Charoenphan adds that this can be a double-edged sword: “This leads to monopolistic behavior. If there is only one dominant app like when Uber exited the SEA Market [in favor of] Grab. Luckily, each country has more than one platform.”
He sees consolidation as potentially favorable to both startups and consumers when prices can be brought down, however: “Many startups have become successful or acquired by leveraging these platforms and integrating on the super apps. Consumers may benefit from more ease and convenience and startups can avoid spending costly amounts on marketing. “
Ahn offers some advice to potential investors looking for growth opportunities in Southeast Asia:
“We’ve already seen the likes of Alibaba group acquire majority stakes in Southeast Asia e-commerce groups such as Lazada, Redmart and the like, while we see Tencent fully manifesting their portfolio strategy through platforms such as Shopee and Go-jek,” he says.

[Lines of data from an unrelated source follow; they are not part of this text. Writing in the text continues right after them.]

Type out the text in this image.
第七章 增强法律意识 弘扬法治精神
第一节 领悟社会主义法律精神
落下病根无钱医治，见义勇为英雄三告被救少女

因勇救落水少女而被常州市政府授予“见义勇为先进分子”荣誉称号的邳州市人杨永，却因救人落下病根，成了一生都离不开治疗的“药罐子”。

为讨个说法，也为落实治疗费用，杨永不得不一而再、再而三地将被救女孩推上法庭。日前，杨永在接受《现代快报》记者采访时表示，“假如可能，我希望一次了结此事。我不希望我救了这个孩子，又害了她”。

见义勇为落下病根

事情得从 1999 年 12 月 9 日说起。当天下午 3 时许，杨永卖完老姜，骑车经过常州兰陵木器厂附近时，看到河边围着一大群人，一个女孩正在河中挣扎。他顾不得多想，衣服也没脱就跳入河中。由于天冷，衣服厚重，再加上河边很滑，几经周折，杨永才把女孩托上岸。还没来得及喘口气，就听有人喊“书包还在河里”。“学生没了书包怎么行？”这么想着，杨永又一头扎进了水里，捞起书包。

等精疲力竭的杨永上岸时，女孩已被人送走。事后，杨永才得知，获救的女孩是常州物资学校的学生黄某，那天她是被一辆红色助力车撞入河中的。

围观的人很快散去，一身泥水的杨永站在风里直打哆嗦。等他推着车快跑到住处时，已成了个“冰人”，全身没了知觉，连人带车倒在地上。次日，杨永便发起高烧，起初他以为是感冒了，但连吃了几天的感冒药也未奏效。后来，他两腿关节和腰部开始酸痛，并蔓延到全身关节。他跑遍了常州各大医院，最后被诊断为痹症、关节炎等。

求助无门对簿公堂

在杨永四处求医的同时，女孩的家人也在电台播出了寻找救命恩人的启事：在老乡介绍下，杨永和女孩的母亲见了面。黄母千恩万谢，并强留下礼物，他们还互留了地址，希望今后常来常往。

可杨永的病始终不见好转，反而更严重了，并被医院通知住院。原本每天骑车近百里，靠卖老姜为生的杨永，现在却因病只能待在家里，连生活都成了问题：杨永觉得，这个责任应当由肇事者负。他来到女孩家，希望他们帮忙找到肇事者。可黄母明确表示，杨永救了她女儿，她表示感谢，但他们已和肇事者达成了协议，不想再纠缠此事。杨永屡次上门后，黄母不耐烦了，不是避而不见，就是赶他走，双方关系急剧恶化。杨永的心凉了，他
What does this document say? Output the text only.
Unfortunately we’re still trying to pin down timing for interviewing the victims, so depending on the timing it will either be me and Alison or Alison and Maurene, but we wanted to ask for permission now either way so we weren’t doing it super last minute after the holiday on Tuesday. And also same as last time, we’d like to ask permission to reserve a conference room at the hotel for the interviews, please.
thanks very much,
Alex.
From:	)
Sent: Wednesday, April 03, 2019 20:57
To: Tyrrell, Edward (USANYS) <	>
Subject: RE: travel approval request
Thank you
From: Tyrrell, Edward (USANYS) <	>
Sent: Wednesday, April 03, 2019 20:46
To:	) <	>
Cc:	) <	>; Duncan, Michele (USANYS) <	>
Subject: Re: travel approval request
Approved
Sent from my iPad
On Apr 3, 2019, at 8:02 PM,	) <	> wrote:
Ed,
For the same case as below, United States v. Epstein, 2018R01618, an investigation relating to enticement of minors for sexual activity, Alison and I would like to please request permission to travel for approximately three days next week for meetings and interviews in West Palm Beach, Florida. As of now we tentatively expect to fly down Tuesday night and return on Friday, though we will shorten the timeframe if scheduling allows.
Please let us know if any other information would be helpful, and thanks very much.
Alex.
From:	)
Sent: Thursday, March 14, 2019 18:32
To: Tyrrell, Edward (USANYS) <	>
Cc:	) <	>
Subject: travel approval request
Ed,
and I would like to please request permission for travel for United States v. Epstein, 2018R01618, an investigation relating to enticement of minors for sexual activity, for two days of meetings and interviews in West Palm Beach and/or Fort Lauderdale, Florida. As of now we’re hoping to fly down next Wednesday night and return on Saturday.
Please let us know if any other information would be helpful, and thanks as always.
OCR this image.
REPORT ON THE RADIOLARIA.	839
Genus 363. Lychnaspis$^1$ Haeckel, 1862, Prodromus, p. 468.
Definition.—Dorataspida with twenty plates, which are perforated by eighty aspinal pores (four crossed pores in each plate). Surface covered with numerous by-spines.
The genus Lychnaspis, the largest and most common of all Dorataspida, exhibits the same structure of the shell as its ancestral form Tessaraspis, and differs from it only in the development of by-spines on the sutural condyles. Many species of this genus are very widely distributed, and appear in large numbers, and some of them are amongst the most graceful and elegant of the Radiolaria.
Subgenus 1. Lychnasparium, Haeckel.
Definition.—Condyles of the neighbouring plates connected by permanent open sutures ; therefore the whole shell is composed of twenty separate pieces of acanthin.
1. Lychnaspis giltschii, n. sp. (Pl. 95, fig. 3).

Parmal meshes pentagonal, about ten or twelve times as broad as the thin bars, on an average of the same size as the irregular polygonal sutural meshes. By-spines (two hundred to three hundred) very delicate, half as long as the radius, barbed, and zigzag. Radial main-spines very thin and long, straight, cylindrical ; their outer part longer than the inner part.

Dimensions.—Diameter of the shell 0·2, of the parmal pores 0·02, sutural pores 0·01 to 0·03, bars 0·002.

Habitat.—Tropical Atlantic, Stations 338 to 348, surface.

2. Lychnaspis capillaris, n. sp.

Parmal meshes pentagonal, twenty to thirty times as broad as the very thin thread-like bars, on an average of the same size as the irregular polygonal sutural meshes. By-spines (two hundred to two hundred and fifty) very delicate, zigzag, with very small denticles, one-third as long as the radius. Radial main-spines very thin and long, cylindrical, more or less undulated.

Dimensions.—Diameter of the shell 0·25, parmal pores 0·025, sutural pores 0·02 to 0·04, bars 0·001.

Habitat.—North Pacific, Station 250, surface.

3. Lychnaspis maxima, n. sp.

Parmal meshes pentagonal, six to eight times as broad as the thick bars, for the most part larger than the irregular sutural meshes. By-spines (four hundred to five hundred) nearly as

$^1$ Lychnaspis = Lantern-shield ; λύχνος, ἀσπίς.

“Investors, on the whole, should prepare to come with an open mind. As mentioned, there are many thematic similarities to how China became an incubator for innovative tech companies, but there should be also a keen sense of awareness that the 600-800 million demographic are split into relatively disparate cultures, economies and financial evolutionary stages. Case in point, although cashless was one of the main thesis points of a mobile-first economy for the region, we still see a strong reliance on cash throughout the business cycles while in China the conversion into a 80% cashless share was done with strong support from the government and a unified regulatory body.”
Paine agrees on putting focus on the different characteristics of each market in Southeast Asia.
“Investors should be clear on which country they are investing in. Southeast Asia is a region, but it is vastly different from country to country, timing of what and when to invest is key. Be local and understand what local family conglomerates and funds are doing and looking at, working together usually benefits more than harm a foreign investor.”
Charoenphan concludes that the top funds and founders that stood out today have learned the ropes from abroad and are applying their knowledge in local markets that are ripe for explosive growth.
His advice to investors and startups: ”To be the next Sequoia or Unicorn, founders need to execute and think regionally from Day 1 as being boxed into a single market may dampen investors appetite, be great at fundraising and selling the vision and story of not just your company but the region, be resourceful in working with young and relatively inexperienced talent while trying to attract global superstars talent and most importantly persistent for the long game and many political, regulatory and tax obstacles.”